Provider Enrollment Revalidation – Wait Until You Hear From Your Medicare Administrative Contractor (MAC)

All providers and suppliers who enrolled in the Medicare program prior to Friday, March 25, 2011, will be required to submit their enrollment information so they can be revalidated under new risk screening criteria required by the Affordable Care Act (section 6401a). Providers/suppliers who enrolled on or after Friday, March 25, 2011 have already been subject to this screening, and need not revalidate at this time.

Do NOT submit your revalidation until you are notified to do so by your MAC. You will receive a notice to revalidate between now and March 2013.

This will allow MACs to process revalidations in a timely fashion and allow providers to take advantage of innovative technologies and streamlined enrollment processes now under development. Updates will be shared with the provider community as these efforts progress.

For more information about provider revalidation, review the Medicare Learning Network’s Special Edition Article #SE1126, titled “Further Details on the Revalidation of Provider Enrollment Information.

2010 Medicare Electronic Prescribing (eRx) Incentive Program Payment Update

The Centers for Medicare and Medicaid Services (CMS) is pleased to announce that incentive payments for the 2010 Medicare Electronic Prescribing (eRx) Incentive Program has begun for eligible professionals who met the criteria for successful reporting. Distribution of 2010 payments Medicare Electronic Prescribing (eRx) Incentive is scheduled to be completed by August 31, 2011.
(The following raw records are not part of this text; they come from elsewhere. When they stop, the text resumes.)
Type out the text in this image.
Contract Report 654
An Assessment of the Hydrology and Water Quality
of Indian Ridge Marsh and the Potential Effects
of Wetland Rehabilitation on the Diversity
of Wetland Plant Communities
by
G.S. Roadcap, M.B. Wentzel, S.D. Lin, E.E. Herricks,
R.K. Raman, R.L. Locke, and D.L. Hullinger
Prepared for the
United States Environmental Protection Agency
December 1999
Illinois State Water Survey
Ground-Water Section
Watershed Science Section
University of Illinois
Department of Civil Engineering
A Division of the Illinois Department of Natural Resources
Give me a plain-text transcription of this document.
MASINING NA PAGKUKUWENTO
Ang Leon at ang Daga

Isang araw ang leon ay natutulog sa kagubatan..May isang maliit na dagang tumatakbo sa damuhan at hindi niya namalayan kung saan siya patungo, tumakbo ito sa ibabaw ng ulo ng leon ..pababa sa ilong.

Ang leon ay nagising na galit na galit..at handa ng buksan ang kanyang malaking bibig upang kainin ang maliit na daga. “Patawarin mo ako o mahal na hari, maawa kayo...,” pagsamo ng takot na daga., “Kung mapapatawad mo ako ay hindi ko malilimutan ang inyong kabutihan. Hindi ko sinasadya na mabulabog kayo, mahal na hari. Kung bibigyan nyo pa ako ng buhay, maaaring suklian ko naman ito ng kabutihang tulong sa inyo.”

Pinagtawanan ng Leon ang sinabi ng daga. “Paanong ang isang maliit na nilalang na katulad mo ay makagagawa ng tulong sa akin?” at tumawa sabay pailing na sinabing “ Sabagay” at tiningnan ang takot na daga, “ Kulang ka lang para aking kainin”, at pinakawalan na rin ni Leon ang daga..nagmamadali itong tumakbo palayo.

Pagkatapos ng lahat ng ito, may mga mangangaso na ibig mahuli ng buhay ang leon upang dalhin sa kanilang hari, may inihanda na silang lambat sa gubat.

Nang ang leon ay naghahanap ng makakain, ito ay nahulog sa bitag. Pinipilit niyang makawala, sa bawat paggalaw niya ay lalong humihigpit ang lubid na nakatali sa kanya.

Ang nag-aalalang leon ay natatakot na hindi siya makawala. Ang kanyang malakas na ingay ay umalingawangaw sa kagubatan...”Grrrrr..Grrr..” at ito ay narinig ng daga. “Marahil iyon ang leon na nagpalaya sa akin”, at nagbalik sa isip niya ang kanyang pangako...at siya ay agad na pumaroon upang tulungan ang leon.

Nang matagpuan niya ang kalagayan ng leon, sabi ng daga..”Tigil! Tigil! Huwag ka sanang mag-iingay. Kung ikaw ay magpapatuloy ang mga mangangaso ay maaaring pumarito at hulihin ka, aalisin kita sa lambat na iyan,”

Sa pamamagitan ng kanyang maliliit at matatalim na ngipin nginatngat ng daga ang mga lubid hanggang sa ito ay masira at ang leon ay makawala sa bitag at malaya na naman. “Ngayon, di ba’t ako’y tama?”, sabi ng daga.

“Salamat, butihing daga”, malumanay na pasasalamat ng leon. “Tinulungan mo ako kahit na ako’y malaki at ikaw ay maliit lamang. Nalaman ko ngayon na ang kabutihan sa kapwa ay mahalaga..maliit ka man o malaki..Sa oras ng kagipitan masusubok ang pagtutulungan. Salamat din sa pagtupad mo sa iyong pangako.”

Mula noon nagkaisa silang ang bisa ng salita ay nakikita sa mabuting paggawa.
Effective January 2010, CMS revised the manner in which incentive payment information is communicated to eligible professionals receiving electronic remittance advices. CMS has instructed Medicare contractors to use a new indicator of LE to indicate incentive payments instead of LS. LE will appear on the electronic remit. In an effort to further clarify the type of incentive payment issued (either PQRI or eRx incentive), CMS created a 4-digit code to indicate the type of incentive and reporting year. For the 2010 eRx incentive payments, the 4-digit code is RX10. This code will be displayed on the electronic remittance advice along with the LE indicator. For example, eligible professionals will see LE to indicate an incentive payment, along with RX10 to identify that payment as the 2010 eRx incentive payment. Additionally, the paper remittance advice will read, “This is an eRx incentive payment.” The year will not be included in the paper remittance.